Qual a relação entre alimentos ultraprocessados e o câncer?
Pesquisadores da Universidade Sorbonne, em Paris, apontam a possibilidade de essa ligação ser grande em um estudo recém-publicado no British Medical Journal, uma das mais influentes publicações sobre medicina no mundo.
O estudo classifica como ultraprocessados produtos como doces, refrigerantes, nuggets e pães produzidos em série e, a partir de resultados obtidos junto a 105 mil pessoas acompanhadas, apontou que quanto mais alimentos desse tipo elas consumiam, maior ficava o risco de câncer.
“Os resultados sugerem que o consumo em expansão acelerada de alimentos ultraprocessados pode gerar uma carga crescente de câncer nas próximas décadas”, alerta.
Os cientistas ponderam, no entanto, que as descobertas precisam ser “confirmadas por outros estudos de grande escala” e que a pesquisa foi necessária para estabelecer o que poderia estar por trás da relação entre a doença e esses alimentos.
O que conta como ultraprocessado, segundo o estudo:
- Pacotes de pães produzidos em série
- Petiscos doces ou salgados embalados, incluindo batatas fritas
- Barras de chocolate e doces
- Refrigerantes e bebidas açucaradas
- Almôndegas, empanados de aves e peixes (nuggets) processados
- Macarrão e sopas instantâneos
- Comidas congeladas
- Alimentos feitos principalmente ou totalmente de açúcar, óleos e gorduras
O NHS, serviço de saúde pública britânico, explica que um problema sério dos ultraprocessados é a quantidade excessiva de sal, açúcar e gordura acrescentada nos alimentos “para aumentar seu sabor e estender sua validade, ou, em alguns casos, alterar a estrutura da comida. (…) Comprar comida processada faz as pessoas ingerirem mais açúcar, sal e gordura do que o recomendado, já que elas podem não ter consciência de o quanto (esses ingredientes) foram acrescentados nos alimentos”.
Câncer e alimentação
Os pesquisadores de Sorbonne aplicaram questionários para identificar em que consistia a alimentação dos participantes do estudo (em sua maioria mulheres de meia-idade), acompanhados em média durante cinco anos.

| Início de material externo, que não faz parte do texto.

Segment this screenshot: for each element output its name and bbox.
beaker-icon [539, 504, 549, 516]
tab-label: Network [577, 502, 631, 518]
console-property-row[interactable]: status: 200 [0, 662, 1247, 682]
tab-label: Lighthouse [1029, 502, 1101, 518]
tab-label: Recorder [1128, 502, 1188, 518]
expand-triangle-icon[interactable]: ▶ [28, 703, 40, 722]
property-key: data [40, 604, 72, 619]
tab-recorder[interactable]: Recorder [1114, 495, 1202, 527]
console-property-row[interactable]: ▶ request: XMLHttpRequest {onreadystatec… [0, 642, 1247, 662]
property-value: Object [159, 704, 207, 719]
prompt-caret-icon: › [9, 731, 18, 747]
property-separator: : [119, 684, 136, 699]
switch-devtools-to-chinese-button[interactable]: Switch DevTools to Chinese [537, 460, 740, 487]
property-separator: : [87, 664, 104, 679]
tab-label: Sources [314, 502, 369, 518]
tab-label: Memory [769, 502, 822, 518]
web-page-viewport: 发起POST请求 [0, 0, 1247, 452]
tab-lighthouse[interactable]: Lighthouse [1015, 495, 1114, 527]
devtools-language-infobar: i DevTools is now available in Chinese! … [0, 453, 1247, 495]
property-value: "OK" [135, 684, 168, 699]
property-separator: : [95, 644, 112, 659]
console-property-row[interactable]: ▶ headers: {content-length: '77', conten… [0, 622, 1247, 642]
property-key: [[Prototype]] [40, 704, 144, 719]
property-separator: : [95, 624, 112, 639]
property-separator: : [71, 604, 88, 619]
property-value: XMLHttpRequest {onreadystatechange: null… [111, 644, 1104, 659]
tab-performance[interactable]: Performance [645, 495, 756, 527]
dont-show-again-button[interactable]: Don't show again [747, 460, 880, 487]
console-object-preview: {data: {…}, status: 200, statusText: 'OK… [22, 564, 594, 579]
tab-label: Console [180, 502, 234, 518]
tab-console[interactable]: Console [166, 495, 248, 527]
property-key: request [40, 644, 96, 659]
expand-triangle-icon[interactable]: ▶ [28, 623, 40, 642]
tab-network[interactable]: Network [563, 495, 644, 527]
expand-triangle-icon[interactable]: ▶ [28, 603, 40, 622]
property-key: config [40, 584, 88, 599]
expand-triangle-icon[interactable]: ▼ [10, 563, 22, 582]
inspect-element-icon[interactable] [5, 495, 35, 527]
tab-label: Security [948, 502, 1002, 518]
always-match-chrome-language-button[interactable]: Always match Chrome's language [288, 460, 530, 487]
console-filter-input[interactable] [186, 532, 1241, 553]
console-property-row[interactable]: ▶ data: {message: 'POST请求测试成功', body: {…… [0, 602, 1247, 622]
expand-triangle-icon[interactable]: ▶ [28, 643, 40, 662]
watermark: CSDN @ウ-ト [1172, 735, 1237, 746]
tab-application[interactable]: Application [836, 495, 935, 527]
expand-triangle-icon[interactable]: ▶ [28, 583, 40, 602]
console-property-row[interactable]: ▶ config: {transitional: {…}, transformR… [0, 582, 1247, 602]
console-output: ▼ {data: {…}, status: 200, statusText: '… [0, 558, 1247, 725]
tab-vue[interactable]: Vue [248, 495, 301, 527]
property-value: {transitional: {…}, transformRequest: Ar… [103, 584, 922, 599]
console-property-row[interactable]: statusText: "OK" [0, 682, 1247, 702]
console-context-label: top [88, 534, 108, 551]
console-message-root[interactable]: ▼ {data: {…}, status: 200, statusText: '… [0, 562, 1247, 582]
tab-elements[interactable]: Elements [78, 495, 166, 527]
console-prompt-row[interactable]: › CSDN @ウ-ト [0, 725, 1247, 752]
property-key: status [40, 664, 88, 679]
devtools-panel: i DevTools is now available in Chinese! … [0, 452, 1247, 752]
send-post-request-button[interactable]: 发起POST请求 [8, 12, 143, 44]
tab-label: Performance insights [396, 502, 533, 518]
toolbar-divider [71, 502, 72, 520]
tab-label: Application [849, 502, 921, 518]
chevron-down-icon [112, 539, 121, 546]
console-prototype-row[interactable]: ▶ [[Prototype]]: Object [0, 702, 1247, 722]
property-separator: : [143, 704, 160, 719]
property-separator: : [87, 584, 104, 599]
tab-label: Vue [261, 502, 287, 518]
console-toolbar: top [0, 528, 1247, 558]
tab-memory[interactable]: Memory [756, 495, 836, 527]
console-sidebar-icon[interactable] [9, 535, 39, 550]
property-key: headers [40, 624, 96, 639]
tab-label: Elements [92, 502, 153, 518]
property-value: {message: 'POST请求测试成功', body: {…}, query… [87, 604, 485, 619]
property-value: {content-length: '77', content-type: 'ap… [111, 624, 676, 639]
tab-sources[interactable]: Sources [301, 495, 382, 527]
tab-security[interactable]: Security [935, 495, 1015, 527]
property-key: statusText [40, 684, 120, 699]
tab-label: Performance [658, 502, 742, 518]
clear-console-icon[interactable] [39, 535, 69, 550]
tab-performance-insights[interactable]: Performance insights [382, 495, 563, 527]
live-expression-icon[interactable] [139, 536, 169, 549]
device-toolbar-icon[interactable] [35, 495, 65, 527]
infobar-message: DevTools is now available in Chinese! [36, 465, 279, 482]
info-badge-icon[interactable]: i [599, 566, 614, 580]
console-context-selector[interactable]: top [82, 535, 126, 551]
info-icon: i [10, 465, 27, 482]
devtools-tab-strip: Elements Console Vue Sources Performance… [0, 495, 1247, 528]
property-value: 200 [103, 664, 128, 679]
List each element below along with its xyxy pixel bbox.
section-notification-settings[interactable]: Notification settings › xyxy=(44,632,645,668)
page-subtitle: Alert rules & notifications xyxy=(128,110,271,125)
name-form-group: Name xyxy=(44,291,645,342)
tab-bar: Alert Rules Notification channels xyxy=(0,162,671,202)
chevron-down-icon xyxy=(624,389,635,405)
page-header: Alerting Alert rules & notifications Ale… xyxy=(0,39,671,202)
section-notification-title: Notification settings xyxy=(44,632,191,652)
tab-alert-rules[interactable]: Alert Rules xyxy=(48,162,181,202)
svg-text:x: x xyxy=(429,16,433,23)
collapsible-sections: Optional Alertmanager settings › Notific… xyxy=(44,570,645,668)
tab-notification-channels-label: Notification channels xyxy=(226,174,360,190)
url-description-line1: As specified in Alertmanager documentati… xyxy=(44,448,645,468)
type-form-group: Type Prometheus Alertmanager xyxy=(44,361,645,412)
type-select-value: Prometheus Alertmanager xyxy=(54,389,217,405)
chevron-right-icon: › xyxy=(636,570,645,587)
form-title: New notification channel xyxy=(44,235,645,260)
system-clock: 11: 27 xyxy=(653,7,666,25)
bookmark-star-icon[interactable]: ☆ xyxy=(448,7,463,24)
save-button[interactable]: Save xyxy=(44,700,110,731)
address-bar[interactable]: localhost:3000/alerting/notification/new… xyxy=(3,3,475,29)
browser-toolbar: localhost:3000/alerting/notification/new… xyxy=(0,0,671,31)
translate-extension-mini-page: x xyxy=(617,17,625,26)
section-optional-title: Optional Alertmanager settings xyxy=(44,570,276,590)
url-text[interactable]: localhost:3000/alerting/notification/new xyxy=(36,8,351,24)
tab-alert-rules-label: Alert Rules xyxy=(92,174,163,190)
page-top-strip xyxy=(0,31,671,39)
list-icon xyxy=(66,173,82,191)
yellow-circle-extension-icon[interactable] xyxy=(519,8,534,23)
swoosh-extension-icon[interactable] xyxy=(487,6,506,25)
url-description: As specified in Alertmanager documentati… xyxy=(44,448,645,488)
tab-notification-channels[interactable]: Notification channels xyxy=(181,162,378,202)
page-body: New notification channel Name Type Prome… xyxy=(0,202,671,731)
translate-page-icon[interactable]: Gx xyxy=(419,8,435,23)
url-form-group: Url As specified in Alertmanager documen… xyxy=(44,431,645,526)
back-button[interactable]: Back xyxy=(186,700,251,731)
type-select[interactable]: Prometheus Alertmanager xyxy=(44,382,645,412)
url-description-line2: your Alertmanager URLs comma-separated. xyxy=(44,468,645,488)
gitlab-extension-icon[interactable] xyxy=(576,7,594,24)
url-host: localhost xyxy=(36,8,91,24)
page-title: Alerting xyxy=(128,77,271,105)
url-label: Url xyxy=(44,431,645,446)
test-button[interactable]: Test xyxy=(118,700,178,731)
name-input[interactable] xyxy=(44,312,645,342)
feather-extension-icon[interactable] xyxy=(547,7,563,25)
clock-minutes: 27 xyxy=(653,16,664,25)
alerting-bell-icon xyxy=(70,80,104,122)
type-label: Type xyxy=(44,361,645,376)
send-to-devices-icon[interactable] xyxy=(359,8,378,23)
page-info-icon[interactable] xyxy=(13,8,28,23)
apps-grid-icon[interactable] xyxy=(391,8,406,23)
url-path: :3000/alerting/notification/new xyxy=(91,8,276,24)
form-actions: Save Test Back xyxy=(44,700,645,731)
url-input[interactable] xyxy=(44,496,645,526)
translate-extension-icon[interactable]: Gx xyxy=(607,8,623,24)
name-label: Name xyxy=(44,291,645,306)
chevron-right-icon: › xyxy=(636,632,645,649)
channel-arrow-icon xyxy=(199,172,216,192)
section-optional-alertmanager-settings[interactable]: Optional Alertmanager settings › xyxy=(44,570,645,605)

Os resultados mostraram que à medida que a proporção de alimentos ultraprocessados na dieta aumentasse 10%, a quantidade de câncer detectada aumentaria 12%.
Durante o estudo, uma média de 18% da dieta dos participantes era composta de comida ultraprocessada. Foram identificados casos de câncer em uma proporção de 79 a cada 10 mil pessoas por ano. Segundo os pesquisadores, aumentar a proporção de alimentos processados em 10% provocaria nove casos extras de câncer por ano nesse universo.
‘Sinal de alerta’
O estudo está longe de trazer conclusões definitivas sobre a relação entre ultraprocessados e o câncer.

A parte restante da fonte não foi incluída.